Visualizing Performance Data

Chapter: Application Performance Concepts

In addition to measuring performance data, we also have to visualize it for analysis. Depending on the underlying data structure, we differentiate two types of data for visualization:

Time-based data, like JMX values, are represented as relations, or tuples, where the data value is paired with a timestamp. So for each measurement of, for example, CPU load, network usage, or transaction count, there can only be a single value or data point. Depending on the use case, we can visualize these data using various chart types: line, meter, traffic lights, whatever it takes to plot this information for a given use case.
Execution-time data is represented hierarchically as an ordering of methods and associated execution times—a call tree. In fact, all of the execution-time measurements we've mentioned can be visualized as trees. Note however, that the semantics for reading these different trees is not always the same.

We will not cover the representation of time-based monitoring data in further detail as it is quite easy to understand. However, the different representations for execution-time data require a bit more of explanation.

Aggregating Execution Data in Call Trees

Both time-based and event-based execution data can be represented as call trees. This nicely illustrates the call hierarchy, but at the cost of obscuring the actual sequence of individual calls.

Call trees are primarily used to help identify execution hot spots—those areas where methods are called most frequently and have the greatest execution times.

Practically speaking, problems due to high CPU utilization or long wait times caused by lengthy synchronization are easily diagnosed with call trees. However, the loss of call sequence information makes it impossible to use call trees to find logical control flow issues.

On the one hand, using call trees, we should be able to identify an application hot spot caused by a long-running and complex database call. On the other hand, call trees are not likely to illuminate a problem stemming from a high number of cache misses requiring repeated queries of the database. The cache miss method is likely lost in the hotspots, since it does not consume much execution time.

Depending on the performance tool used, you may also have additional information available, such as called database statements, specific URLs, or other important diagnostic data. There is also a certain amount of data and report customization available.
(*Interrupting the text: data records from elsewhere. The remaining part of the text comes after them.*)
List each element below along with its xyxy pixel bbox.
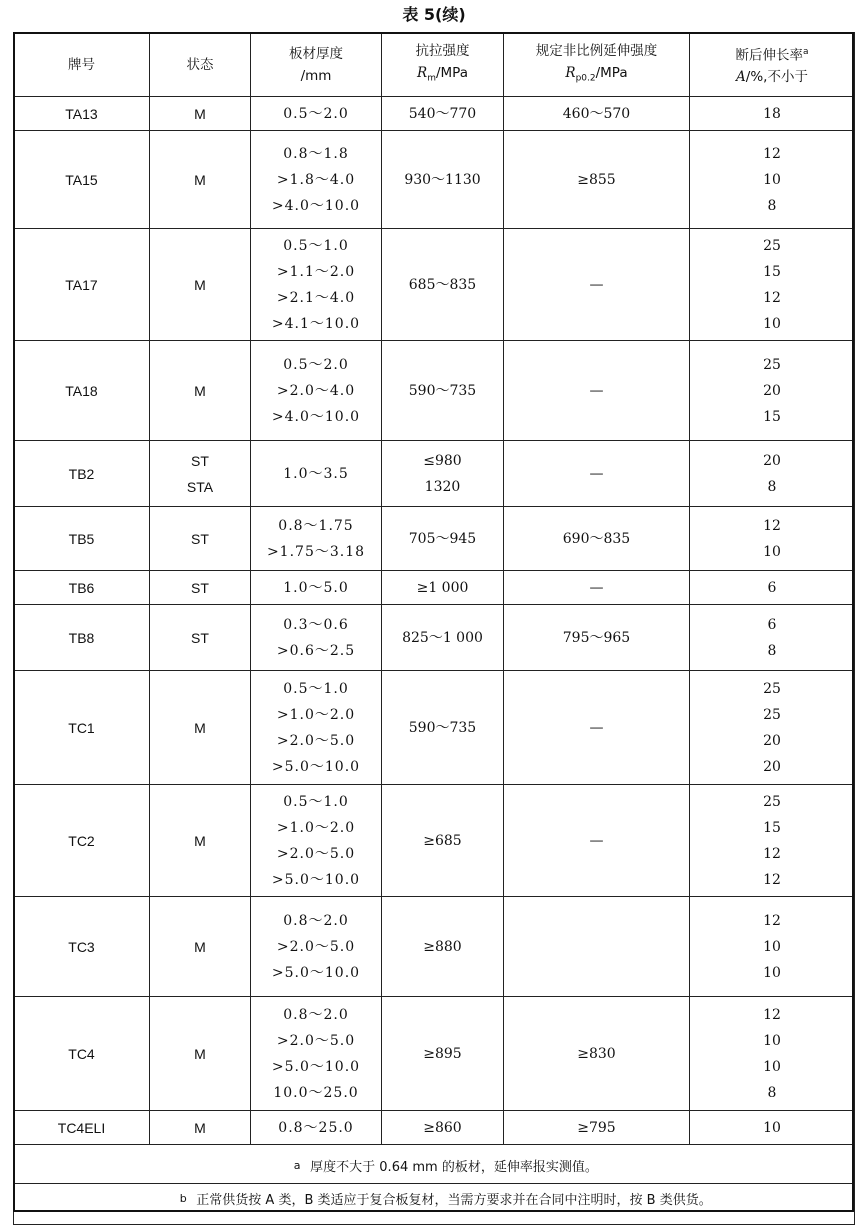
cell-grade: TB8 [14,605,150,671]
cell-yield-line: — [589,579,604,596]
cell-elongation-line: 8 [767,478,777,495]
header-thickness-label: 板材厚度 [289,45,343,62]
cell-thickness-line: 0.5～2.0 [283,105,349,122]
cell-thickness-line: 0.5～2.0 [283,356,349,373]
cell-elongation-line: 20 [763,758,781,775]
cell-elongation-line: 12 [763,912,781,929]
cell-elongation-line: 25 [763,356,781,373]
header-elongation-label: 断后伸长率 [735,47,803,64]
cell-elongation-line: 20 [763,732,781,749]
note-mark: a [293,1159,301,1172]
cell-elongation-line: 12 [763,871,781,888]
header-yield-label: 规定非比例延伸强度 [535,42,658,59]
header-tensile-symbol: R [417,64,428,81]
cell-tensile-line: 685～835 [408,276,477,293]
cell-elongation-line: 25 [763,793,781,810]
cell-grade: TA17 [14,229,150,341]
cell-thickness-line: >2.0～5.0 [276,732,356,749]
header-grade: 牌号 [14,33,150,97]
cell-tensile-line: 1320 [424,478,461,495]
cell-grade: TC2 [14,785,150,897]
header-state: 状态 [150,33,251,97]
cell-tensile-line: ≥1 000 [416,579,469,596]
header-tensile-sub: m [427,73,436,84]
cell-tensile-line: ≥685 [423,832,462,849]
cell-elongation-line: 15 [763,408,781,425]
cell-grade: TC1 [14,671,150,785]
header-tensile-label: 抗拉强度 [415,42,470,59]
cell-elongation-line: 12 [763,845,781,862]
cell-yield-line: ≥795 [577,1119,616,1136]
cell-state-line: M [194,171,206,188]
cell-elongation-line: 25 [763,237,781,254]
cell-state-line: M [194,105,206,122]
cell-elongation-line: 15 [763,263,781,280]
cell-thickness-line: >4.0～10.0 [271,408,361,425]
cell-thickness-line: >4.1～10.0 [271,315,361,332]
cell-grade: TA13 [14,97,150,131]
cell-thickness-line: 0.8～1.75 [278,517,354,534]
cell-tensile-line: 540～770 [408,105,477,122]
cell-thickness-line: >1.75～3.18 [266,543,366,560]
header-yield-unit: /MPa [595,64,628,81]
header-elongation-symbol: A [736,69,746,86]
header-yield-sub: p0.2 [575,73,596,84]
cell-thickness-line: >5.0～10.0 [271,1058,361,1075]
cell-thickness-line: >4.0～10.0 [271,197,361,214]
cell-elongation-line: 15 [763,819,781,836]
cell-thickness-line: >5.0～10.0 [271,964,361,981]
cell-thickness-line: 0.5～1.0 [283,793,349,810]
cell-yield-line: — [589,719,604,736]
cell-state-line: M [194,276,206,293]
cell-grade: TC4ELI [14,1111,150,1145]
cell-yield-line: — [589,832,604,849]
cell-tensile-line: 705～945 [408,530,477,547]
header-thickness-unit: /mm [300,67,332,84]
cell-yield-line: — [589,276,604,293]
cell-yield-line: ≥830 [577,1045,616,1062]
table-caption: 表 5(续) [402,5,466,24]
cell-thickness-line: >5.0～10.0 [271,758,361,775]
cell-tensile-line: 930～1130 [404,171,481,188]
cell-elongation-line: 12 [763,289,781,306]
note-text: 厚度不大于 0.64 mm 的板材，延伸率报实测值。 [310,1160,598,1175]
cell-elongation-line: 10 [763,543,781,560]
cell-tensile-line: 590～735 [408,382,477,399]
cell-state-line: ST [191,629,209,646]
cell-thickness-line: 10.0～25.0 [273,1084,359,1101]
cell-thickness-line: 0.8～1.8 [283,145,349,162]
cell-elongation-line: 10 [763,315,781,332]
cell-state-line: M [194,1045,206,1062]
cell-elongation-line: 10 [763,171,781,188]
cell-grade: TC4 [14,997,150,1111]
cell-elongation-line: 18 [763,105,781,122]
cell-state-line: STA [186,478,214,495]
cell-yield-line: 460～570 [562,105,631,122]
cell-thickness-line: >5.0～10.0 [271,871,361,888]
cell-elongation-line: 8 [767,197,777,214]
table-frame [13,32,854,1212]
cell-tensile-line: 825～1 000 [402,629,483,646]
cell-state-line: ST [191,530,209,547]
cell-state-line: ST [191,579,209,596]
cell-yield-line: 690～835 [562,530,631,547]
cell-thickness-line: >2.0～5.0 [276,938,356,955]
cell-elongation-line: 12 [763,1006,781,1023]
cell-state-line: M [194,719,206,736]
cell-thickness-line: >1.0～2.0 [276,706,356,723]
cell-elongation-line: 20 [763,452,781,469]
cell-yield-line: — [589,382,604,399]
cell-elongation-line: 25 [763,706,781,723]
cell-elongation-line: 10 [763,964,781,981]
cell-thickness-line: >2.0～4.0 [276,382,356,399]
cell-thickness-line: 1.0～5.0 [283,579,349,596]
cell-thickness-line: >1.0～2.0 [276,819,356,836]
note-mark: b [179,1192,187,1205]
cell-elongation-line: 8 [767,642,777,659]
cell-tensile-line: ≥895 [423,1045,462,1062]
cell-elongation-line: 10 [763,1058,781,1075]
cell-grade: TB5 [14,507,150,571]
header-elongation-footnote-mark: a [802,46,809,57]
note-text: 正常供货按 A 类，B 类适应于复合板复材，当需方要求并在合同中注明时，按 B 类供货。 [196,1193,712,1208]
cell-state-line: ST [191,452,209,469]
header-yield-symbol: R [565,64,576,81]
cell-tensile-line: ≤980 [423,452,462,469]
cell-thickness-line: 0.8～2.0 [283,1006,349,1023]
cell-thickness-line: 0.5～1.0 [283,237,349,254]
cell-elongation-line: 10 [763,1119,781,1136]
cell-grade: TA15 [14,131,150,229]
header-tensile-unit: /MPa [435,64,468,81]
cell-thickness-line: 0.8～25.0 [278,1119,354,1136]
cell-thickness-line: >2.0～5.0 [276,1032,356,1049]
cell-grade: TA18 [14,341,150,441]
cell-thickness-line: >2.1～4.0 [276,289,356,306]
cell-grade: TC3 [14,897,150,997]
cell-thickness-line: >0.6～2.5 [276,642,356,659]
cell-yield-line: ≥855 [577,171,616,188]
cell-elongation-line: 25 [763,680,781,697]
cell-thickness-line: 0.3～0.6 [283,616,349,633]
header-elongation-unit: /%,不小于 [745,69,808,86]
cell-tensile-line: 590～735 [408,719,477,736]
cell-thickness-line: >1.8～4.0 [276,171,356,188]
cell-elongation-line: 6 [767,579,777,596]
cell-elongation-line: 10 [763,938,781,955]
cell-state-line: M [194,1119,206,1136]
cell-elongation-line: 6 [767,616,777,633]
cell-thickness-line: >1.1～2.0 [276,263,356,280]
cell-elongation-line: 12 [763,145,781,162]
cell-state-line: M [194,832,206,849]
cell-grade: TB2 [14,441,150,507]
cell-thickness-line: 0.5～1.0 [283,680,349,697]
cell-yield-line: 795～965 [562,629,631,646]
cell-grade: TB6 [14,571,150,605]
cell-state-line: M [194,938,206,955]
cell-thickness-line: >2.0～5.0 [276,845,356,862]
cell-tensile-line: ≥880 [423,938,462,955]
cell-elongation-line: 8 [767,1084,777,1101]
cell-yield-line: — [589,465,604,482]
cell-elongation-line: 10 [763,1032,781,1049]
cell-thickness-line: 0.8～2.0 [283,912,349,929]
cell-elongation-line: 20 [763,382,781,399]
cell-elongation-line: 12 [763,517,781,534]
cell-state-line: M [194,382,206,399]
cell-thickness-line: 1.0～3.5 [283,465,349,482]
cell-tensile-line: ≥860 [423,1119,462,1136]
Using these data can help to distinguish call data and to enable better and simpler analysis.

The call to HashMap.get requires the most CPU time; the return call tree shows what the calls were. — Figure 1.16: HashMap.get requires the most CPU time; the return call tree shows what the calls were.

With regard to complex performance problems, however, one quickly reaches the limits of this approach.

Visualizing Individual Call Traces

Using transactional measurement methods makes it possible to show the call sequence of each transaction or request individually. The visual representation will look very similar to a call tree, but the data is far more precise and therefore the visualization will be more accurate.

Call traces show the timely sequence of method execution, which provides a visual representation of transaction-based logical flow. With this visualization technique, complex problems, like the one described above, are no longer un-diagnosable! Furthermore, as we can see in the example below, this information can also be used to diagnose functional problems, like an exception being thrown in the context of a remote service invocation.

Figure 1.17: A transactional trace visualizes the execution of a request, including context information.

Showing Complex Transactions as Transaction Flows

Particularly in distributed environments, call trace visualizations provide invaluable insight into the dynamic characteristics of application performance. However, when used in a production environment where there's a constant load of thousands of transactions per second, it is no longer feasible to examine individual transactions.

This brings us into the realm of transaction flow visualizations, which, as the name implies, are able to represent the flow of individual or aggregated transactions through an application. As shown in the figure below, this visualization is used to analyze performance problems in complex, high-volume, distributed environments.